Accordingly, the present invention provides the central processing unit 10, 20 so that 8-bit, 16-bit, 32-bit peripherals 14a, 14b, 23a, 23b can be connected to the 32-bit central processing unit 10, 20 with a continuous address. ) And PLDs 12 and 21 between the peripheral elements 14a, 14b, 23a, and 23b, and the PLDs 12 and 21 are assigned to the corresponding address and data buses of the elements 14a, 14b, 23a, and 23b. It is programmed according to the size.

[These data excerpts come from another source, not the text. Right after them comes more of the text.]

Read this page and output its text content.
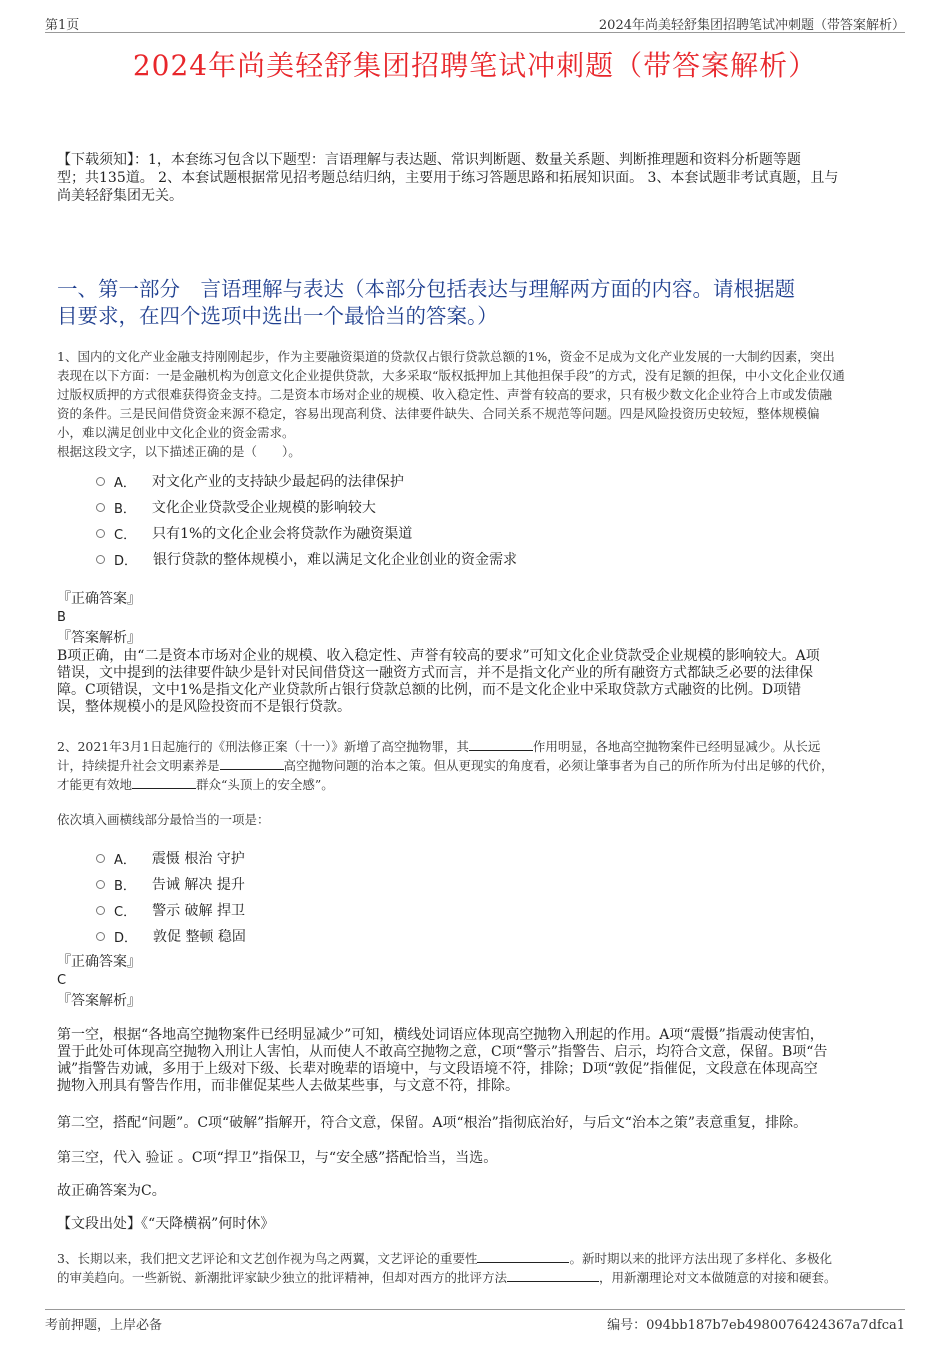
第1页	2024年尚美轻舒集团招聘笔试冲刺题（带答案解析）
2024年尚美轻舒集团招聘笔试冲刺题（带答案解析）
【下载须知】：1，本套练习包含以下题型：言语理解与表达题、常识判断题、数量关系题、判断推理题和资料分析题等题
型；共135道。 2、本套试题根据常见招考题总结归纳，主要用于练习答题思路和拓展知识面。 3、本套试题非考试真题，且与
尚美轻舒集团无关。
一、第一部分　言语理解与表达（本部分包括表达与理解两方面的内容。请根据题
目要求，在四个选项中选出一个最恰当的答案。）
1、国内的文化产业金融支持刚刚起步，作为主要融资渠道的贷款仅占银行贷款总额的1%，资金不足成为文化产业发展的一大制约因素，突出
表现在以下方面：一是金融机构为创意文化企业提供贷款，大多采取“版权抵押加上其他担保手段”的方式，没有足额的担保，中小文化企业仅通
过版权质押的方式很难获得资金支持。二是资本市场对企业的规模、收入稳定性、声誉有较高的要求，只有极少数文化企业符合上市或发债融
资的条件。三是民间借贷资金来源不稳定，容易出现高利贷、法律要件缺失、合同关系不规范等问题。四是风险投资历史较短，整体规模偏
小，难以满足创业中文化企业的资金需求。
根据这段文字，以下描述正确的是（　　）。
A． 对文化产业的支持缺少最起码的法律保护
B． 文化企业贷款受企业规模的影响较大
C． 只有1%的文化企业会将贷款作为融资渠道
D． 银行贷款的整体规模小，难以满足文化企业创业的资金需求
『正确答案』
B
『答案解析』
B项正确，由“二是资本市场对企业的规模、收入稳定性、声誉有较高的要求”可知文化企业贷款受企业规模的影响较大。A项
错误，文中提到的法律要件缺少是针对民间借贷这一融资方式而言，并不是指文化产业的所有融资方式都缺乏必要的法律保
障。C项错误，文中1%是指文化产业贷款所占银行贷款总额的比例，而不是文化企业中采取贷款方式融资的比例。D项错
误，整体规模小的是风险投资而不是银行贷款。
2、2021年3月1日起施行的《刑法修正案（十一）》新增了高空抛物罪，其	作用明显，各地高空抛物案件已经明显减少。从长远
计，持续提升社会文明素养是	高空抛物问题的治本之策。但从更现实的角度看，必须让肇事者为自己的所作所为付出足够的代价，
才能更有效地	群众“头顶上的安全感”。
依次填入画横线部分最恰当的一项是：
A． 震慑 根治 守护
B． 告诫 解决 提升
C． 警示 破解 捍卫
D． 敦促 整顿 稳固
『正确答案』
C
『答案解析』
第一空，根据“各地高空抛物案件已经明显减少”可知，横线处词语应体现高空抛物入刑起的作用。A项“震慑”指震动使害怕，
置于此处可体现高空抛物入刑让人害怕，从而使人不敢高空抛物之意，C项“警示”指警告、启示，均符合文意，保留。B项“告
诫”指警告劝诫，多用于上级对下级、长辈对晚辈的语境中，与文段语境不符，排除；D项“敦促”指催促，文段意在体现高空
抛物入刑具有警告作用，而非催促某些人去做某些事，与文意不符，排除。
第二空，搭配“问题”。C项“破解”指解开，符合文意，保留。A项“根治”指彻底治好，与后文“治本之策”表意重复，排除。
第三空，代入 验证 。C项“捍卫”指保卫，与“安全感”搭配恰当，当选。
故正确答案为C。
【文段出处】《“天降横祸”何时休》
3、长期以来，我们把文艺评论和文艺创作视为鸟之两翼，文艺评论的重要性	。新时期以来的批评方法出现了多样化、多极化
的审美趋向。一些新锐、新潮批评家缺少独立的批评精神，但却对西方的批评方法	，用新潮理论对文本做随意的对接和硬套。
考前押题，上岸必备	编号：094bb187b7eb4980076424367a7dfca1
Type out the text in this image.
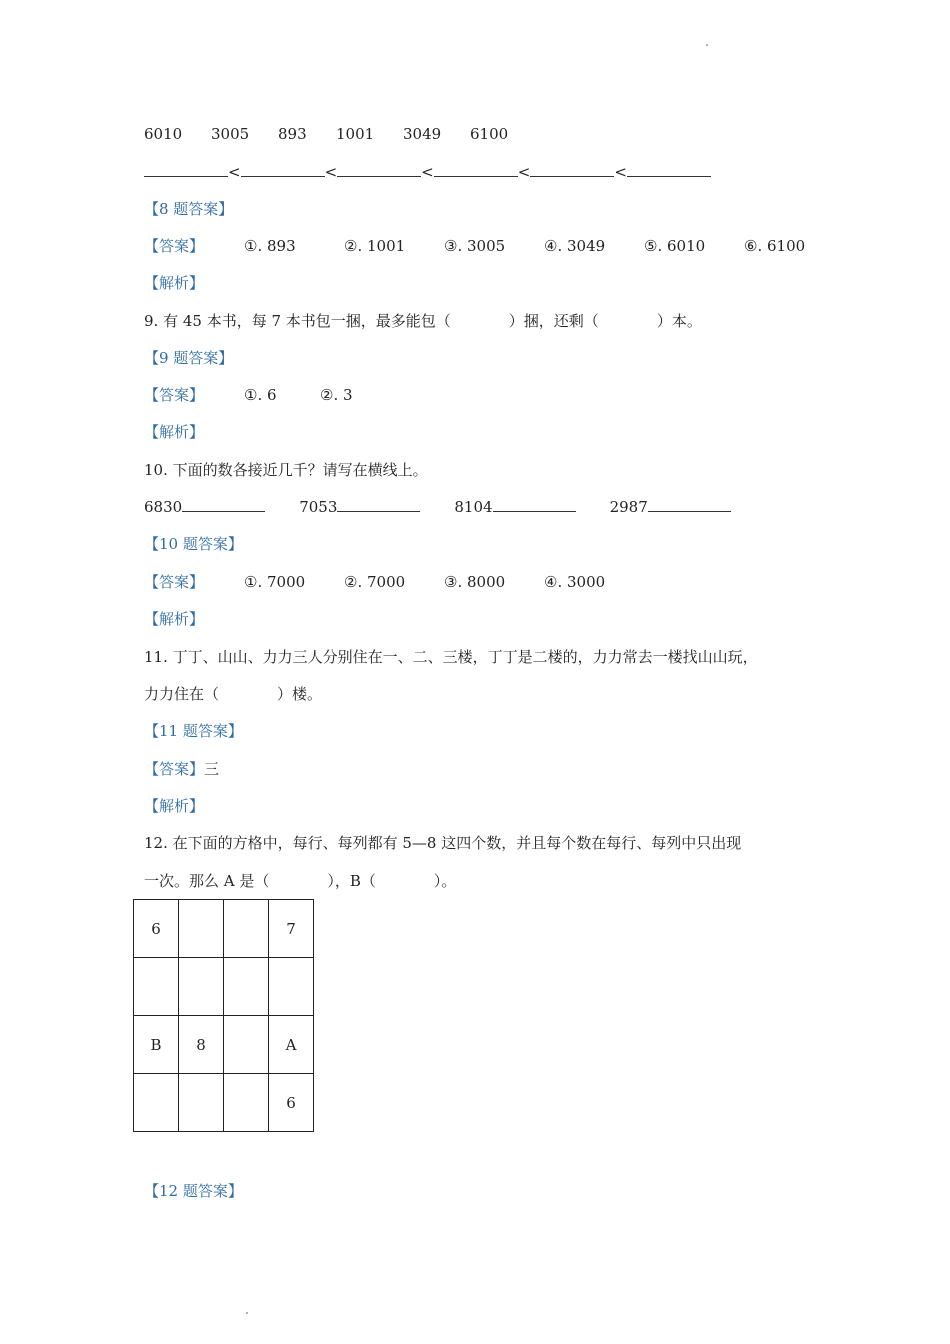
6010 3005 893 1001 3049 6100
<	<	<	<	<
【8 题答案】
【答案】	①. 893	②. 1001	③. 3005	④. 3049	⑤. 6010	⑥. 6100
【解析】
9. 有 45 本书，每 7 本书包一捆，最多能包（	）捆，还剩（	）本。
【9 题答案】
【答案】	①. 6	②. 3
【解析】
10. 下面的数各接近几千？请写在横线上。
6830	7053	8104	2987
【10 题答案】
【答案】	①. 7000	②. 7000	③. 8000	④. 3000
【解析】
11. 丁丁、山山、力力三人分别住在一、二、三楼，丁丁是二楼的，力力常去一楼找山山玩，
力力住在（	）楼。
【11 题答案】
【答案】三
【解析】
12. 在下面的方格中，每行、每列都有 5—8 这四个数，并且每个数在每行、每列中只出现
一次。那么 A 是（	），B（	）。
6			7

B	8		A
			6
【12 题答案】
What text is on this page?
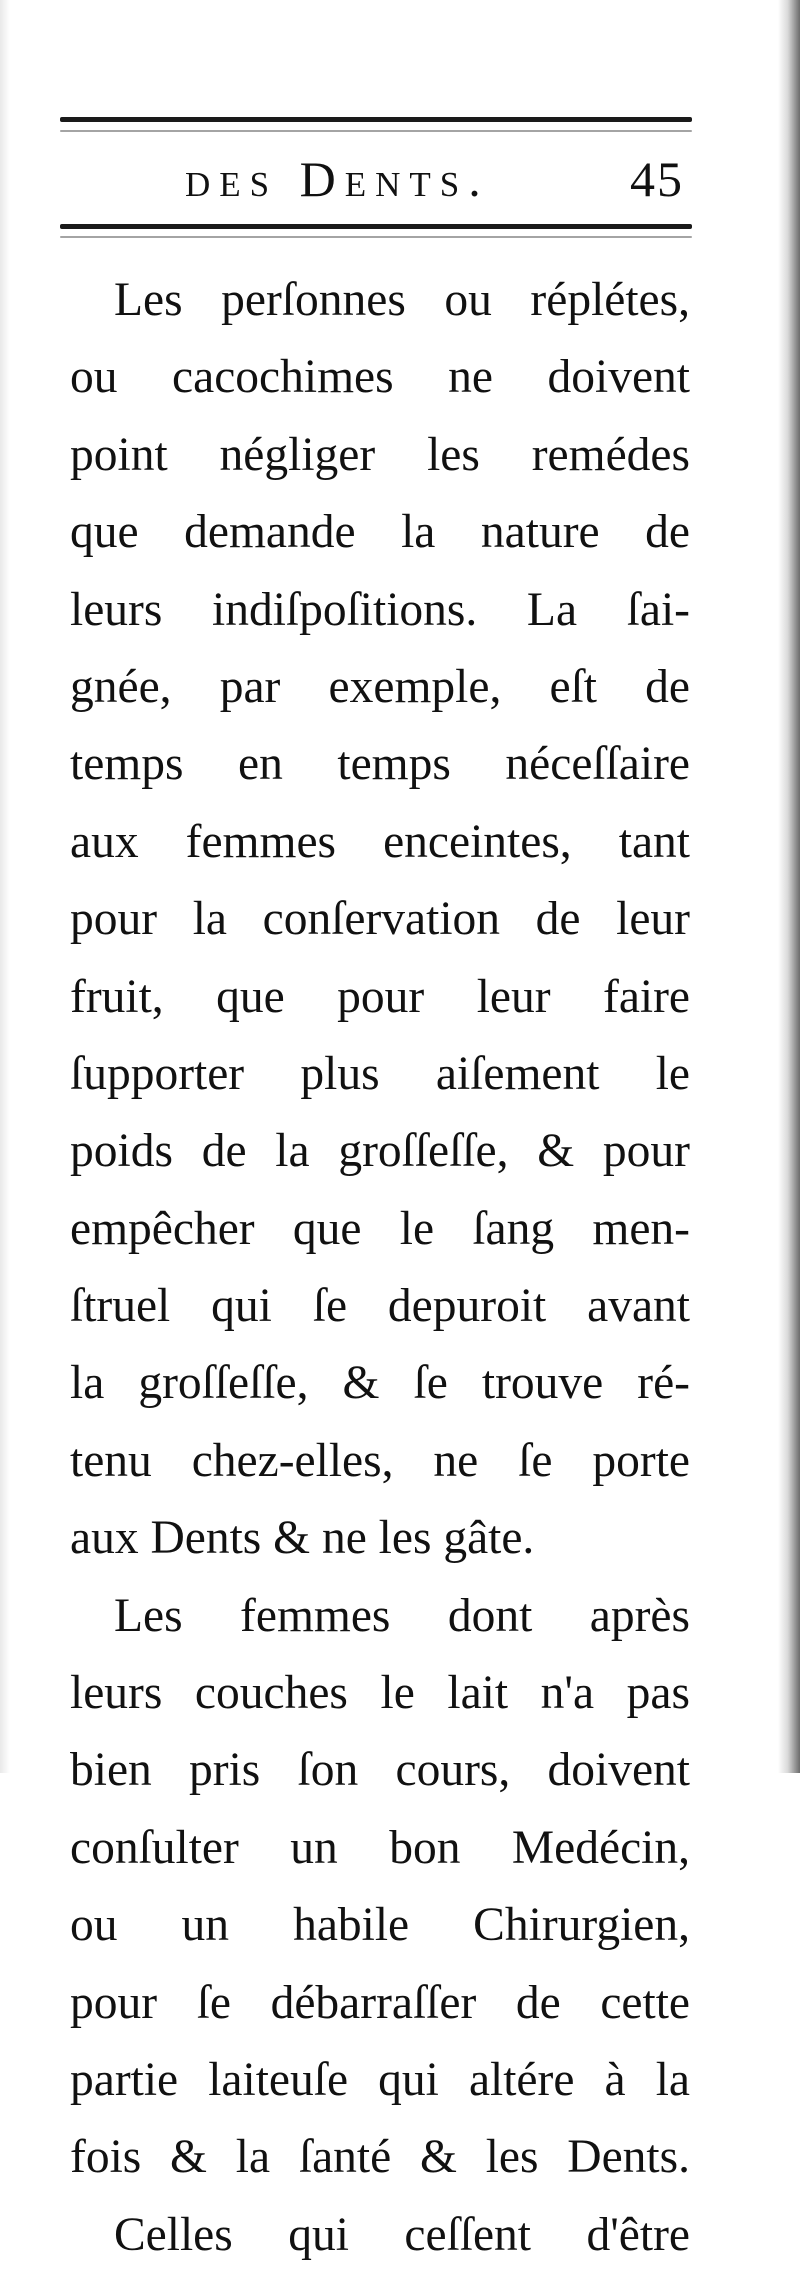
des Dents.	45
Les perſonnes ou réplétes,
ou cacochimes ne doivent
point négliger les remédes
que demande la nature de
leurs indiſpoſitions. La ſai-
gnée, par exemple, eſt de
temps en temps néceſſaire
aux femmes enceintes, tant
pour la conſervation de leur
fruit, que pour leur faire
ſupporter plus aiſement le
poids de la groſſeſſe, & pour
empêcher que le ſang men-
ſtruel qui ſe depuroit avant
la groſſeſſe, & ſe trouve ré-
tenu chez-elles, ne ſe porte
aux Dents & ne les gâte.
Les femmes dont après
leurs couches le lait n'a pas
bien pris ſon cours, doivent
conſulter un bon Medécin,
ou un habile Chirurgien,
pour ſe débarraſſer de cette
partie laiteuſe qui altére à la
fois & la ſanté & les Dents.
Celles qui ceſſent d'être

The bidirectional dynamic bus sizing device of the present invention configured as described above is designed by adding a bus sizing function to the PLD to connect a 32-bit memory device to a continuous address between the central processing unit and each device having a different data bus size. Direct connection to a 32-bit central processing unit can reduce data transfer time and improve system performance.

Claims (3)

To control and manage the entire system and perform data operation and logic operation, and to store information such as numerical values and commands necessary for operation and logic operation of the central processing unit having a data bus of constant size. Programmable to generate the device selection and control logic while performing a bus sizing function to convert the size of the data bus in both directions to connect the memory device and the central processing unit with a memory device having a constant size data bus Bidirectional dynamic bus sizing apparatus, comprising a logic device (PLD). The method of claim 1, And the PLD uses a plurality of bidirectional latches. The method of claim 2, And the PLD generates and outputs a logic signal controlling a plurality of bidirectional latches.